All self-defense methodologies are systems that are intended to “solve your threat problem”. Lots of these systems are systemically flawed, but they still work in many situations. The key word here is many.
For example, ignoring all threats and/or denying the existence of danger is a methodology many people practice. And for a percentage of them, this method works. They live and die and they are never assaulted or victims of crime. This method is systemically flawed, yet it still works for many people.
But what is more common is for students to become believers in a system that is systemically flawed. Despite this flaw, this system will “work” in certain circumstances. Three Mile Island had a systemic safety flaw, yet for many years this flaw did not stop it’s ability to generate energy. The circumstances that expose a flaw may never arise. Thus, providing false evidence that the system is in fact “flawless”.
A systemic flaw in many instructed self-defense systems (particularly for women) is that they provide the student with a sense of having the ability to handle any and all physical threats with physical “fighting” techniques.

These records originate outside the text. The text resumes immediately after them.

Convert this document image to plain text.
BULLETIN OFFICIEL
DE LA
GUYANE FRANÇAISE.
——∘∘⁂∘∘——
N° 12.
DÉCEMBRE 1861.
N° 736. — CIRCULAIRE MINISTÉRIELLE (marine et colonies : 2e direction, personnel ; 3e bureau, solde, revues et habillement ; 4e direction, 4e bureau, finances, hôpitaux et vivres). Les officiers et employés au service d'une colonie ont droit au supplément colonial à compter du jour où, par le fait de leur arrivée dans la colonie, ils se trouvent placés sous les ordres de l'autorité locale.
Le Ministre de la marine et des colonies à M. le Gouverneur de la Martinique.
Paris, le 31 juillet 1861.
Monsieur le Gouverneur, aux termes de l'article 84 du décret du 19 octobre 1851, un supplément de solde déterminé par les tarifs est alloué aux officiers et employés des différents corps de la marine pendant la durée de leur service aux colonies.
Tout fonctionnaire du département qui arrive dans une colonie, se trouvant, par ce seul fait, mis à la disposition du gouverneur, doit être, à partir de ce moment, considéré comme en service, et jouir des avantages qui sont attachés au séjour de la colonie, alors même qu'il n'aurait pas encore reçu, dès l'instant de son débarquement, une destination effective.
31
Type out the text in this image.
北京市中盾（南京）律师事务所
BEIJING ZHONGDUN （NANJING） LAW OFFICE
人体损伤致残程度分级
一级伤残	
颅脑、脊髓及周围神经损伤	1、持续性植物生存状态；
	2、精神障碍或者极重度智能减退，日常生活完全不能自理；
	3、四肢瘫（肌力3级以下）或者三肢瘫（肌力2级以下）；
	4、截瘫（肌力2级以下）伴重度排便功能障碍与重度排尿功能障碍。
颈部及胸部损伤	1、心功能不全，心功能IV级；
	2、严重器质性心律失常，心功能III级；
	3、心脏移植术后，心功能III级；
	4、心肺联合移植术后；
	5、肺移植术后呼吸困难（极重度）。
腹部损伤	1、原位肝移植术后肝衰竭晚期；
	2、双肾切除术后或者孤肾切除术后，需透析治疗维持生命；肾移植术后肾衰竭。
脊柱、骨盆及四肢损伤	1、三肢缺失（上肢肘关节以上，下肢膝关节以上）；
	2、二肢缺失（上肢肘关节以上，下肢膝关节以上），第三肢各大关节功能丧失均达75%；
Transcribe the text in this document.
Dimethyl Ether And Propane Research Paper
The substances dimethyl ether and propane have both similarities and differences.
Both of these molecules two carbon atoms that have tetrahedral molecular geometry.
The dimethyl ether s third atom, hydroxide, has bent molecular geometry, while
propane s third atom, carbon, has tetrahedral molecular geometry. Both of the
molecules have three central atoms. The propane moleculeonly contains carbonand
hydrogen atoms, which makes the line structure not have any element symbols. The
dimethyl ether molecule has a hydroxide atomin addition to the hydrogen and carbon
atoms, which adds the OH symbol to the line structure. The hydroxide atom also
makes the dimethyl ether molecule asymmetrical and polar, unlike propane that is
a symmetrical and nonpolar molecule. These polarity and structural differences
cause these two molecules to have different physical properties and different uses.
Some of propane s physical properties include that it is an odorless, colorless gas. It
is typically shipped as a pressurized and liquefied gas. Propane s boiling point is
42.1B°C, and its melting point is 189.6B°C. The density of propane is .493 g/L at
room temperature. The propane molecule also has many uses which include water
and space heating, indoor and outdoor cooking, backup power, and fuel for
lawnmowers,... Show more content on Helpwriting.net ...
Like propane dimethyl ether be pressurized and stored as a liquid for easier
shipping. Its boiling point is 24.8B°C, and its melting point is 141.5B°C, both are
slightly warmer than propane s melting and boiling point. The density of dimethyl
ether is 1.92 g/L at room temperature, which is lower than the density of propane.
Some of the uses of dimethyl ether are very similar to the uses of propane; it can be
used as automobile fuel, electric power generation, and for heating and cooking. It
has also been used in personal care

As a result, this person projects a real sense of confidence and employs boundary setting that actually deters predatory assailants looking for week and submissive victims. The student’s fighting ability maybe an illusion, but the ensuing confidence and resulting deterrence is real.
Therefore, a systemically flawed self-defense still “works” in the same way Three Mile Island worked fine for many years. My question for self-defense instructors is “Are you introducing a systemic flaw into your instructed self-defense system as a means to give your students the (false) confidence to set personal boundaries and deter predators?” And if the answer is yes, “Shouldn’t you figure out a better way?”